The first case of Chronic Wasting Disease, or CWD, was found in 2013 and officials have been working to control the spread ever since.
“Once they get it there is no cure for it,” said Amy Nabozny, information & education supervisor for the Pennsylvania Game Commission, Southcentral Region.
CWD is spread through proteins, or prion, not a virus or bacteria. The proteins kill brain cells, eventually causing the animals to die.
Nabozny said the spread is hard to control.
“If an infected animal basically urinates, defecates into that area that prion is now deposited into the soil or into the environment,” said Nabozny.
As vegetation grows through that soil, another animal can come along, eat it, and become infected.
“That prions going to exist in that environment for a long time,” said Nabozny. “It can also spread through saliva, nose to nose contact, and things in that regard as well.”
To try and control this, the Pennsylvania Game Commission created Disease Management Areas.

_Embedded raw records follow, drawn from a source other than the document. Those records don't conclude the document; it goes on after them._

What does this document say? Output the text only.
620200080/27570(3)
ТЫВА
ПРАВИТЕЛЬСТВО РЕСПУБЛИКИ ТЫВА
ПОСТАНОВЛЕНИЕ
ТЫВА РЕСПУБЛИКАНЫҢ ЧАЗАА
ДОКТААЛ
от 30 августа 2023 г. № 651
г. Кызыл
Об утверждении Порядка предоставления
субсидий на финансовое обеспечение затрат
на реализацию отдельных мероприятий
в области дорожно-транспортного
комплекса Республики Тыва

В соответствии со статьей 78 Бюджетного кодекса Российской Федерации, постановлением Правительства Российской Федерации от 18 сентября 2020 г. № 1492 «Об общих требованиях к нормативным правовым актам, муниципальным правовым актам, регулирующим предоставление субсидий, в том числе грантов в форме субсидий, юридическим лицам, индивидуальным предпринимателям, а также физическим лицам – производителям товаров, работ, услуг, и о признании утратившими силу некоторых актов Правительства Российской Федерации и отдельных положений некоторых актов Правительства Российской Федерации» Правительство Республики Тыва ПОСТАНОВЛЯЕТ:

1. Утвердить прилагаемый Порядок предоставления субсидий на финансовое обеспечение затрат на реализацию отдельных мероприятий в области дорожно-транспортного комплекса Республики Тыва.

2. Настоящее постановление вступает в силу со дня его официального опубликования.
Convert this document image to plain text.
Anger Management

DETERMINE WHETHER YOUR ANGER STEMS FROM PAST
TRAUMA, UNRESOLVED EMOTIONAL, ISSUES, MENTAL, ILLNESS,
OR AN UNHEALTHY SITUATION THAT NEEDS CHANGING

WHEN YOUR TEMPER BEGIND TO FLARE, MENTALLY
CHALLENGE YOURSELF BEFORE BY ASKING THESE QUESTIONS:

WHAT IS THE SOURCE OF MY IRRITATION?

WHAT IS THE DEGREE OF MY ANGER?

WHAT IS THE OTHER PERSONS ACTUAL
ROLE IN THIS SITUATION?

Three DMA’s are currently active and cover about 8,000 square miles.
“We try to maintain… high-risk parts stay into this disease management area, they don’t leave that disease management area, and then that helps to slow the spread,” said Nabozny.
They say hunters play a key role, and can harvest antler-less deer in the 2020 2021 season with a special permit. Hunters can submit these deer for testing to find the extent of CWD in the area.
While Nabozney said there’s no direct link to consuming the meat of an infected deer and becoming sick yourself, the game commission does not recommend it.